Single-step and multiple-step prediction of chaotic time series using Gaussian process model

针对混沌时间序列单步和多步预测,提出基于复合协方差函数的高斯过程(GP)模型方法.GP模型的确立由协方差函数决定,通过对训练数据集的学习,在证据最大化框架内,利用矩阵运算和优化算法自适应地确定协方差函数和均值函数中的超参数.GP模型与神经网络、模糊模型相比,其可调整参数很少.将不同复合协方差函数的GP模型应用在混沌时间序列单步及多步提前预测中,并与单一协方差函数的GP、支持向量机、最小二乘支持向量机、径向基函数神经网络等方法进行了比较.仿真结果表明,基于不同复合协方差函数的GP方法能精确地预测混沌时间序列,具有稳健的特性.因此,它是研究复杂非线性动力系统辨识和控制的一种有效方法.

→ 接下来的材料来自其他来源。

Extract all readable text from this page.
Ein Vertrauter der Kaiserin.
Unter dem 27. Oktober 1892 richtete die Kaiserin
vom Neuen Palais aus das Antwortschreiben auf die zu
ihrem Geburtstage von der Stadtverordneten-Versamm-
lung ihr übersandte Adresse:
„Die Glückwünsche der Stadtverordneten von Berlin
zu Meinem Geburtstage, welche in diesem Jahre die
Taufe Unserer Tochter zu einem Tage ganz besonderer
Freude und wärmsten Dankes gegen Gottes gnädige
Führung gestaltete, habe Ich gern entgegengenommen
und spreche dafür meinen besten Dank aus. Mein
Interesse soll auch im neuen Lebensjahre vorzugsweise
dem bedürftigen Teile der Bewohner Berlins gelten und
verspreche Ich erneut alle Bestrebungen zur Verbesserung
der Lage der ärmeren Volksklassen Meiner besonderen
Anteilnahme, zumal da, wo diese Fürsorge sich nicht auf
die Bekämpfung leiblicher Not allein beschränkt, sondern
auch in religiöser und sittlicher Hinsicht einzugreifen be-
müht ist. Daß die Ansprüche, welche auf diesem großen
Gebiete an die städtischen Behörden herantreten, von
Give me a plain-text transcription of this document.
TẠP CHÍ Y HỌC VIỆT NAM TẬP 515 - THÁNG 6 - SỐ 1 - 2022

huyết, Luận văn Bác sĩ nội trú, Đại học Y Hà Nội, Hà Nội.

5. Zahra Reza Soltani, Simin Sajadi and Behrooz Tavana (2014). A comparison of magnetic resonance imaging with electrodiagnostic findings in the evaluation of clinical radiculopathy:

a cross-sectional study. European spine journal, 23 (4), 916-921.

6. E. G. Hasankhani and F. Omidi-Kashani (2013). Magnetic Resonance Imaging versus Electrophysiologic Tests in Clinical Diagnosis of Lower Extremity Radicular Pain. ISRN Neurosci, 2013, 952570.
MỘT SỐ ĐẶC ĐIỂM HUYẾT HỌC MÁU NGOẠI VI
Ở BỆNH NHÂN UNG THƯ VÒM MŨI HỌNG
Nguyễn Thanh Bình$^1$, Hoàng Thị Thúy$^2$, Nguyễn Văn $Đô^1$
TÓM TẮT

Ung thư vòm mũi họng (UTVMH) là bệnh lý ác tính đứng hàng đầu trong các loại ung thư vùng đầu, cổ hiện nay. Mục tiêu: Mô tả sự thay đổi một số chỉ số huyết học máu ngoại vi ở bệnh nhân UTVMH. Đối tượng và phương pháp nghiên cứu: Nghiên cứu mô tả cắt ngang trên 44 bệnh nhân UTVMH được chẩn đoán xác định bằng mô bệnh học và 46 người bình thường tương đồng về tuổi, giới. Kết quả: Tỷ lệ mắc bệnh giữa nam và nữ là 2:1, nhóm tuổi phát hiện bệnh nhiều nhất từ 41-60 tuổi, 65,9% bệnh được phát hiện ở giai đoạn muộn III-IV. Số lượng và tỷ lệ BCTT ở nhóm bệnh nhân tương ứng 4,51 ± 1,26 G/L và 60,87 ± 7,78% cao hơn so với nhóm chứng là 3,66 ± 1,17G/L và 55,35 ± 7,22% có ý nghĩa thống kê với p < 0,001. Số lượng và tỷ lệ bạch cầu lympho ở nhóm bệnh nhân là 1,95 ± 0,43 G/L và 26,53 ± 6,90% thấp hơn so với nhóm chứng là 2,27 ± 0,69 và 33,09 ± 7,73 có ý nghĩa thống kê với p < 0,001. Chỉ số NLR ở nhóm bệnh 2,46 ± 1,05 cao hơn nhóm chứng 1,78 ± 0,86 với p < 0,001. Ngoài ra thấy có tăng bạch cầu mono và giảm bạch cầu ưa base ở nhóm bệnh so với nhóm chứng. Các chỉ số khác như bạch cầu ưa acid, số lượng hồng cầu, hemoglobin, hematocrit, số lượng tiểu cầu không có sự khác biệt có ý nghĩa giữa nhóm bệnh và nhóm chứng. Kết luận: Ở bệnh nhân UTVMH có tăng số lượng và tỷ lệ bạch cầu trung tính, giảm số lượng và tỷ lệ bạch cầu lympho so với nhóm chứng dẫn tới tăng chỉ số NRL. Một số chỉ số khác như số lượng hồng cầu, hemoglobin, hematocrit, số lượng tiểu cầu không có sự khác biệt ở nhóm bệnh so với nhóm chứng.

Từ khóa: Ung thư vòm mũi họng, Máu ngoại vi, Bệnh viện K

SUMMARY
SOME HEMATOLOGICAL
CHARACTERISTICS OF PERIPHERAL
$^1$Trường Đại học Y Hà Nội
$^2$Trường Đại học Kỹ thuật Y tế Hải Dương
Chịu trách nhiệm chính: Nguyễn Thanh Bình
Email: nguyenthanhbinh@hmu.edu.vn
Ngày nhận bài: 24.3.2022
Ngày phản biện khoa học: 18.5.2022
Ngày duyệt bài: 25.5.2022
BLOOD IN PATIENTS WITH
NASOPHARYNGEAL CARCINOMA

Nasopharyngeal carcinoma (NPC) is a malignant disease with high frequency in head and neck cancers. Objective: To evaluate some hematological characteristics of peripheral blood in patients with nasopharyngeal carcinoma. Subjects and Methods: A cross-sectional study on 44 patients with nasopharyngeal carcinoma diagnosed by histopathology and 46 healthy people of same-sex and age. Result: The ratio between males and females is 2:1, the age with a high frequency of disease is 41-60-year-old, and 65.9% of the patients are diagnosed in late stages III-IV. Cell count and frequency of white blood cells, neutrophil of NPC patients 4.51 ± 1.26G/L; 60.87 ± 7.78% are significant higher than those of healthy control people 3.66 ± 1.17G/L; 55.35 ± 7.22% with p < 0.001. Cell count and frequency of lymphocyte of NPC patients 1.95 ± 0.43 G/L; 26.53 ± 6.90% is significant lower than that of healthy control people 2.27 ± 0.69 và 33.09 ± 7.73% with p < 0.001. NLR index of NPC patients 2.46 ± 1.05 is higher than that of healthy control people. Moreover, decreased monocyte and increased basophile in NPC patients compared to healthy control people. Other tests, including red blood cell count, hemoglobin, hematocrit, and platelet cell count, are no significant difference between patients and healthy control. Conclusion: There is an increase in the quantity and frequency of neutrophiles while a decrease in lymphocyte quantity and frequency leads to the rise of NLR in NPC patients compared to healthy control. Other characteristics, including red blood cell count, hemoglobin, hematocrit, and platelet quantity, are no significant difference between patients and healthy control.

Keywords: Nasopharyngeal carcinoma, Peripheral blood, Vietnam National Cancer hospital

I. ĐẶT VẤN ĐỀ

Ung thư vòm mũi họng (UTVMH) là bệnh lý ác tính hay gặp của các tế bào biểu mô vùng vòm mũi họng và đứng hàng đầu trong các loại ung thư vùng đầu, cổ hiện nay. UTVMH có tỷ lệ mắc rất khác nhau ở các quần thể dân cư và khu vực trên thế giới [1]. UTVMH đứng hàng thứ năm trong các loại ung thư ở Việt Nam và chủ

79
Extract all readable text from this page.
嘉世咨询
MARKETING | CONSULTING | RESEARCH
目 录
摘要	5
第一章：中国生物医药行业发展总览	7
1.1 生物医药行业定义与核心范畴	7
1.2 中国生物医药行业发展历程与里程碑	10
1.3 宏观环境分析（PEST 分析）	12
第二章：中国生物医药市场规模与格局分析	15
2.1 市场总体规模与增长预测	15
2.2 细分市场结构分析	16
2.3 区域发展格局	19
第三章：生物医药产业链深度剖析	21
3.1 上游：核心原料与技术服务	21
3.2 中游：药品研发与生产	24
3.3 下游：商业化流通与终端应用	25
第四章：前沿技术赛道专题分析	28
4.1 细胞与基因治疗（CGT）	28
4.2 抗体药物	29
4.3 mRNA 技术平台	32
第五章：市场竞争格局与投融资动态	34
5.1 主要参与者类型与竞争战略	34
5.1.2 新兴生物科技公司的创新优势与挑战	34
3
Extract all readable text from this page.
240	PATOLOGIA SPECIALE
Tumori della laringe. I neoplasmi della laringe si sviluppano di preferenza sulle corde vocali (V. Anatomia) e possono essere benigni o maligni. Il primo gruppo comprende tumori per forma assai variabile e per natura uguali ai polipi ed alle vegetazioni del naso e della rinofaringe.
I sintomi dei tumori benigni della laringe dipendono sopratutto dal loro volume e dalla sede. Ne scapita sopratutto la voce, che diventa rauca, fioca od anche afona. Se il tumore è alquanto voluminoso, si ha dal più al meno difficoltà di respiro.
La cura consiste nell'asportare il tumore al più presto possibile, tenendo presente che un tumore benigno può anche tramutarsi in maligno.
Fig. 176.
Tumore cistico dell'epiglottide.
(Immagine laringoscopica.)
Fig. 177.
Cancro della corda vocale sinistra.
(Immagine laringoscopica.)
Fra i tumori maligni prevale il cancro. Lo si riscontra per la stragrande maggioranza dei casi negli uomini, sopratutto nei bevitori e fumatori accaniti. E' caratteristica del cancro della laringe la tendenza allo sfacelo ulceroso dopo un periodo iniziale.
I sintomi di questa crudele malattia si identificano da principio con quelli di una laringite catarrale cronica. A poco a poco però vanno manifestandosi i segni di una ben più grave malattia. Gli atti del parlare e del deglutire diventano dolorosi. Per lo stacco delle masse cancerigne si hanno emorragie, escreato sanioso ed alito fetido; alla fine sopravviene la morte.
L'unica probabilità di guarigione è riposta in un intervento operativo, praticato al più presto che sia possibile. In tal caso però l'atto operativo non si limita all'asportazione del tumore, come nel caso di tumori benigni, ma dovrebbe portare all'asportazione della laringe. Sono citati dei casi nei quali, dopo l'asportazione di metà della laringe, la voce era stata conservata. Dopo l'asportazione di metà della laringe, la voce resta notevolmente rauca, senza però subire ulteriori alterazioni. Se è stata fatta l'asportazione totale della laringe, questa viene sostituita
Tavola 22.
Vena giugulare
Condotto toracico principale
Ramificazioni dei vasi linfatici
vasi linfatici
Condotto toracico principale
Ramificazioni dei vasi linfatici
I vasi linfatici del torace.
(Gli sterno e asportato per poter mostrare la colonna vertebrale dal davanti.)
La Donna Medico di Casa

For the chaotic time series single-step and multi-step prediction, Gaussian processes （GPs） method based on composite covariance function is proposed. GP priors over functions are determined mainly by covariance functions, and through learning from training data sets, all hyperparameters that define the covariance function and mean function can be estimated by using matrix operations and optimal algorithms within evidence maximum bayesian framework. As a probabilistic kernel machine, the number of tunable parameters for a GP model is greatly reduced compared with those for neural networks and fuzzy models. GP models with different composite covariance functions are applied to chaotic time series single-step and multi-step ahead prediction and compared with other models such as standard GP model with single covariance function, standard support vector machines, least square support vector machine, radial basis functional （RBF） neural networks, etc. Simulation results reveal that GP method with using different composite covariance functions can be used to accurately predict the chaotic time series and show stable performance with robustness. Hence, it provides an effective approach to studying the properties of complex nonlinear system modeling and control.